Saranno gli specialisti del Ris di Parma a prendere in mano, per la seconda volta in sei anni, il caso Carabellò. Nei prossimi giorni, forse già all’inizio della prossima settimana, è atteso il primo riscontro, fondamentale, per avere la certezza che le ossa ritrovate martedì in un fossato del Parco Nord appartengano a Biagio. L’esito del test del Dna che, estrapolato dai resti, verrà confrontato con quello della mamma del quarantaseienne scomparso nel nulla il 23 novembre del 2015 dalla Bolognina.
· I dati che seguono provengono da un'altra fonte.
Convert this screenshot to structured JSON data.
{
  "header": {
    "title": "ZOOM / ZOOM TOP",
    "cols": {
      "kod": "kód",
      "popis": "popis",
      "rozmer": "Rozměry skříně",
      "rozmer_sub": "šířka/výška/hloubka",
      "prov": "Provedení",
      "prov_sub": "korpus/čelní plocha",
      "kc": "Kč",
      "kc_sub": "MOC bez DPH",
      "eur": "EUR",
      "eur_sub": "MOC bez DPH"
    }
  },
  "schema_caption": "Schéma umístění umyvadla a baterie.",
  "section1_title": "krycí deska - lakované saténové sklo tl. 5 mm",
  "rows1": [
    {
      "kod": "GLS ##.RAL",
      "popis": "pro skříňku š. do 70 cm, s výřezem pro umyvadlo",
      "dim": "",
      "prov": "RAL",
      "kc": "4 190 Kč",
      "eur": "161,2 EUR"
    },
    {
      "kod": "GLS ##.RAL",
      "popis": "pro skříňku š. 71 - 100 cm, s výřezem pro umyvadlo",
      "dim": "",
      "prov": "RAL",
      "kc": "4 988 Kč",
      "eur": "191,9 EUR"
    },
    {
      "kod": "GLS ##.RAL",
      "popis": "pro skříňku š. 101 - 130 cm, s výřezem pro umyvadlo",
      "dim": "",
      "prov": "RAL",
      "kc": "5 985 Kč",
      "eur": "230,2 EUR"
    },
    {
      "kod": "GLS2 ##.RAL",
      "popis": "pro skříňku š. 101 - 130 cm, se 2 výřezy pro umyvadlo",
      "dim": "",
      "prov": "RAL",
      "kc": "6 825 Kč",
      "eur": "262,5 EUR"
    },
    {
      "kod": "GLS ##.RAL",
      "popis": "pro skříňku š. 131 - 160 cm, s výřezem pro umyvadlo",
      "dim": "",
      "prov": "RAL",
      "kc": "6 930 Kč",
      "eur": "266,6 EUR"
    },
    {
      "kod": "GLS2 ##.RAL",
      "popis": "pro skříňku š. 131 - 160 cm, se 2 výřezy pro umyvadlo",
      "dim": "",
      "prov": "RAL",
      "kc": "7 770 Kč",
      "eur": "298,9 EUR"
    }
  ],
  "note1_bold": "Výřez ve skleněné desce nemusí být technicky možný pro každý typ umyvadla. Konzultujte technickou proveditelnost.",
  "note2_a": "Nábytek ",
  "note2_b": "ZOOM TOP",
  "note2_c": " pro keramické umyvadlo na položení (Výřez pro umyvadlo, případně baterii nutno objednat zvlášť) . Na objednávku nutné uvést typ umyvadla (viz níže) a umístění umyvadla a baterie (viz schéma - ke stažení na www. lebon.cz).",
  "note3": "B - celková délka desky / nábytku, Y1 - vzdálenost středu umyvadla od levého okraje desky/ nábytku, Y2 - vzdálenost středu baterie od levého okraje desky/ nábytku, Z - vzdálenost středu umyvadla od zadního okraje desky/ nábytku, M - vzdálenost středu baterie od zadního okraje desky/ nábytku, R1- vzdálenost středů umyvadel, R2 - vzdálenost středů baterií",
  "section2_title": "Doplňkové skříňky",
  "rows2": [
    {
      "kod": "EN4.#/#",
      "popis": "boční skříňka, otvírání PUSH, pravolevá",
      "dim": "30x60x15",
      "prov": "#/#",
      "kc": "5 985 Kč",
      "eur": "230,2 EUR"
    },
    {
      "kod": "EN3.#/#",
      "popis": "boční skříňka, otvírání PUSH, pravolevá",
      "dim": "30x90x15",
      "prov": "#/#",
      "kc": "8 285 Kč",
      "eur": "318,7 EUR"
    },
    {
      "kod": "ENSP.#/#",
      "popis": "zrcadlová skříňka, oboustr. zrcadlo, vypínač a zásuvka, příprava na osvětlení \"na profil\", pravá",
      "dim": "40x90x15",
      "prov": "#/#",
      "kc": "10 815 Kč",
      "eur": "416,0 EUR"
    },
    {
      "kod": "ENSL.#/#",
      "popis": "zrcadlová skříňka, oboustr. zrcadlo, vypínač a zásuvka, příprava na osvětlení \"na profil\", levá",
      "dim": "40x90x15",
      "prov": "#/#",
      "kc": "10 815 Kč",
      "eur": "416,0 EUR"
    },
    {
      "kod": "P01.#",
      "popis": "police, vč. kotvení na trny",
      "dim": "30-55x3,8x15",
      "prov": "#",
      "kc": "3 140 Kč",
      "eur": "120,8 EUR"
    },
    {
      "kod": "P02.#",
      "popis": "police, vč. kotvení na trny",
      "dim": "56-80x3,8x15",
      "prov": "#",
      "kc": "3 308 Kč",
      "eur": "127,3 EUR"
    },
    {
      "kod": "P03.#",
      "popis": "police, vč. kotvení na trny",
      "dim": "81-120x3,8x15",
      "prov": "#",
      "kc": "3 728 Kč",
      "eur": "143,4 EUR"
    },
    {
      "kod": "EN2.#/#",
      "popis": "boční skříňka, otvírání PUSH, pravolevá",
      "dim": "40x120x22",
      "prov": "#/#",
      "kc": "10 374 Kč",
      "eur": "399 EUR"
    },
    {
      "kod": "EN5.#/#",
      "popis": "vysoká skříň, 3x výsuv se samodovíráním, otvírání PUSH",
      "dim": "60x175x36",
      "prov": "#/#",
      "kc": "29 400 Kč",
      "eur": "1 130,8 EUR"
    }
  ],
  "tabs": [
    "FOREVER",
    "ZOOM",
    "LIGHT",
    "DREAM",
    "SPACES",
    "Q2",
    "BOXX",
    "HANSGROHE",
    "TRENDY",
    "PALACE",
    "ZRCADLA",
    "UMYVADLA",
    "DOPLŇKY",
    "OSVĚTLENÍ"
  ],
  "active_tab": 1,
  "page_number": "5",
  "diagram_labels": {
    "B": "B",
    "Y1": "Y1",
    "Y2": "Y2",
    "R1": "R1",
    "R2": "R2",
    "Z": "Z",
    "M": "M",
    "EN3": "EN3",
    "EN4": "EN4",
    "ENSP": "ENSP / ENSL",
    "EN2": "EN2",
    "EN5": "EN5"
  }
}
Dna già campionato e già nella disponibilità dei laboratori delle forze dell’ordine, perché utilizzato per la comparazione del sangue sul Woolrich di Carabellò, trovato nell’armadio del quarantaaseienne dalla sorella mesi dopo la sua scomparsa.

Superato questo primo step, qualora come tutto lascia supporre teschio e ossa siano proprio dell’operaio della Bolognina, i carabinieri del Reparto investigazioni speciali dovranno svolgere i delicati accertamenti sui poveri resti e, soprattutto, sul giaccone trovato accanto allo scheletro. Un indumento rimasto cinque anni in balìa di animali, di sole, pioggia e gelo, ma che potrebbe ancora parlare. Se infatti alcuni strappi possono essere frutto dell’incedere degli anni in simili condizioni ambientali, non è escluso che altri possano raccontare una storia diversa. Tagli prodotti da una lama, macchie di sangue latenti, anche tracce di polvere da sparo: gli esperti del Ris dovranno tirare fuori una storia da quell’indumento lacero. E dai resti umani di Biagio: molto difficile, senza tessuti, ma non impossibile scoprire se la morte sia avvenuta per cause violente, come pensano i famigliari dell’operaio e il loro avvocato, Barbara Iannuccelli. "Mercoledì – spiega il legale, che non ha mai smesso di cercare la verità su Biagio – sono stata al Parco Nord, sul luogo del ritrovamento dei resti. Come mi hanno spiegato i residenti, prima che iniziassero gli interventi per la pulizia del fossato che hanno permesso il rinvenimento del corpo, qui c’erano soltanto cespugli e sterpaglie praticamente impenetrabili. Difficile che qualcuno possa aver nascosto il corpo di Biagio qui, lo avrebbero notato. E allora il sospetto, sempre più forte, è che l’acqua lo abbia trascinato in questo fossato. Anni fa, dopo aver ricevuto una lettera anonima che mi diceva di cercare Biagio ‘vicino all’acqua’ con il Soccorso alpino individuammo un tombino al parco di Villa Angeletti che si apriva su un canale. Se qualcuno vi avesse buttato un corpo, sarebbe stato trascinato via, perdendosi nella rete di cunicoli e canali che passano sotto la città. E magari sarebbe anche potuto arrivare qui". Il corpo di Carabellò, dal 2015 al 2018, quando il caso venne archiviato, era stato cercato ovunque: al parco di Villa Angeletti, in tutta la Bolognina, lungo il Reno con i sommozzatori dei vigili del fuoco. Nessuna traccia dell’operaio quarantaseienne, visto per l’ultima volta in via Tiarini e poi scomparso nel nulla. Per riaffiorare, ormai polvere, quasi sei anni dopo tra i rovi e l’erba alta.